The loan requirements include a full faith and credit commitment by the District, a restricted reserve of $0.9M, and an annual dedicated source of revenue equal to 1.2 times the annual debt service (a total annual amount of $1.08M). Mr. Grabbe expects Facility Plan Approval from the State by October 2011. Once received, it will be submitted to the State Water Resources Control Board for a Preliminary Funding Commitment which could take another three months. During that time the District would hold property owner meetings, obtain participation commitments and select project consultants. Following is a revised project schedule:
Facility Plan Approval – 2 mos. (Sept – Oct. 2011) Preliminary Funding Commitment – 3 mos. (Nov. ‘11- Jan. 2012) Financing Agreement Approval – 6 mos. (Feb. – July 2012) Complete Design & Award Construction Contract – 8 mos. (Aug. ‘12 – Mar. ‘13)
Construction – 15 months (April ‘13 – June 2014) Start-up, Testing, Final Acceptance – 3 months (July – September 2014)
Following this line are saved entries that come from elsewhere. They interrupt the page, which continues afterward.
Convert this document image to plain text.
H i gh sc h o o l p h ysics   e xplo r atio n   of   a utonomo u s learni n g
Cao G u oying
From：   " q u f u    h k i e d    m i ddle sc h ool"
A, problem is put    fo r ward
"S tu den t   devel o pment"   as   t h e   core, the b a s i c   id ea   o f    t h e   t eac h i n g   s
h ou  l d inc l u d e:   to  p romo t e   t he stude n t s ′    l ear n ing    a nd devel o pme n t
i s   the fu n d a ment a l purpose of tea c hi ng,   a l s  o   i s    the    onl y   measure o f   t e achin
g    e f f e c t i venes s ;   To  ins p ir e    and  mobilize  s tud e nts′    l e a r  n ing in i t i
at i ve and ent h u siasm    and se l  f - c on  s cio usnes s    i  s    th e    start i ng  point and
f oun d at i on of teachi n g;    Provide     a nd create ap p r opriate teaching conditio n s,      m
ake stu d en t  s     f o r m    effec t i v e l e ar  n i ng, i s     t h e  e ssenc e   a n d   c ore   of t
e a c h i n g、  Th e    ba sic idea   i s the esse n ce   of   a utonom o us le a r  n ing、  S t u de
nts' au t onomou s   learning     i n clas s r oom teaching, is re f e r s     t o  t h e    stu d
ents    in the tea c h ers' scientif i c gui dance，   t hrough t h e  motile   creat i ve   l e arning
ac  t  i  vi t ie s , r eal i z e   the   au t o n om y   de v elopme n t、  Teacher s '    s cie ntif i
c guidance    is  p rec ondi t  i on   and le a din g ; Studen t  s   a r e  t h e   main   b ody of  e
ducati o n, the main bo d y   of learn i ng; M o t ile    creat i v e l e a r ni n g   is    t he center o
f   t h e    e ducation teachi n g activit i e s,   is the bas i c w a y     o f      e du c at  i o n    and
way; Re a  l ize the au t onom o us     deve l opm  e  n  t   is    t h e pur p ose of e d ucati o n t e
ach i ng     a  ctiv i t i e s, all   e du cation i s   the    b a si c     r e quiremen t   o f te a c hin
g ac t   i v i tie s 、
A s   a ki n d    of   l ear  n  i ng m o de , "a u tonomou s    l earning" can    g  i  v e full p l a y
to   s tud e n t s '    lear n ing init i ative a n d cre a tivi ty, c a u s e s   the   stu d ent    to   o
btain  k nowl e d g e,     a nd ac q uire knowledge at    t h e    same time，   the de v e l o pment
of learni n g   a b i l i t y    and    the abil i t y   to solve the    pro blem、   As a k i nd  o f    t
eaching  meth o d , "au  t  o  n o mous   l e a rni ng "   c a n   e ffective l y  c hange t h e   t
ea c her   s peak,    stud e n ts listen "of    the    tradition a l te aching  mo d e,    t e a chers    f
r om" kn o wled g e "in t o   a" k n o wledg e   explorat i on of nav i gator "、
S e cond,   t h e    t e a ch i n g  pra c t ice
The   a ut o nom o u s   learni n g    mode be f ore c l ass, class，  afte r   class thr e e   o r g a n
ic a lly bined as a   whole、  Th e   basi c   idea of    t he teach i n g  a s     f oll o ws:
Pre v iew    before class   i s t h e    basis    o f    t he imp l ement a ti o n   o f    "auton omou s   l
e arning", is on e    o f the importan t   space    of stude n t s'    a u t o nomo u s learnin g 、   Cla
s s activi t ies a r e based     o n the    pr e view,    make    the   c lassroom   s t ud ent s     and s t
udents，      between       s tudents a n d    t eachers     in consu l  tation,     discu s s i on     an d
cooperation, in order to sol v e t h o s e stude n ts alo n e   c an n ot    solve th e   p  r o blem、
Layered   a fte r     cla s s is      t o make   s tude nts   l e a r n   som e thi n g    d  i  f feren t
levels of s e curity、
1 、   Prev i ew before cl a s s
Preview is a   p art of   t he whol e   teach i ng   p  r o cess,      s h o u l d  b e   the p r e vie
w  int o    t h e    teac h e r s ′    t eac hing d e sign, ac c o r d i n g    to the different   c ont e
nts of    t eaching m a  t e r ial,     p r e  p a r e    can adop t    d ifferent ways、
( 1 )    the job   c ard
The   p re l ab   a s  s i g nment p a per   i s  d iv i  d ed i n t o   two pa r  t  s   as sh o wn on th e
Mr. Arant pointed out that the SRF loan process is notorious for taking one to two years to complete and with the State financial issues and furloughs, the process seems to have slowed down. The major project hurdles, especially during a down economy, will be obtaining financial commitments from property owners and formation of the assessment district. Mr. Grabbe was tasked with finding out how much time the District has to meet the requirements once the preliminary funding commitment is received. The project status will be updated again in the future.
GENERAL MANAGER’S AGENDA:
6. San Diego County Water Authority’s Board of Directors’ Meeting:
General Manager Arant reported on the following items from the July 28, 2011 SDCWA Board of Directors’ meeting:
• Quantitative Settlement Agreement (QSA) - litigation against the environmental mitigation portion of the QSA where the parties are limited to $133M in mitigation costs for the Salton Sea and the State would pick up the balance of the mitigation costs. The lawsuit said the State could not commit future legislatures to participate in what could be several billions of dollars. The trial court decided it was unconstitutional and it will now move to the appellate court.
• Litigation with Metropolitan over their rate structure is in the preliminary stages. The Water Authority has brought in new counsel and it will be litigated in San Francisco.
7. Miscellaneous Information Items:
General Manager Arant reported on the following miscellaneous items:
• July 2011 water sales are slightly higher than 2010. It is hoped that sales have stabilized for now.
• The first functional consolidation work group meeting was held at the District on August 11th. There will be an Engineering Specification Work Group and an IT Group which will break down into two subgroups; one IT/SCADA and the other Finance/Accounting. The groups will work through the end of the year then report in January on the items to be implemented in Fiscal Year 2012-13. Ando demonstrated the software system he is developing that integrates all of the District’s databases into one access portal to the Work Group and took them on a tour of the District’s SCADA Operations and IT Center.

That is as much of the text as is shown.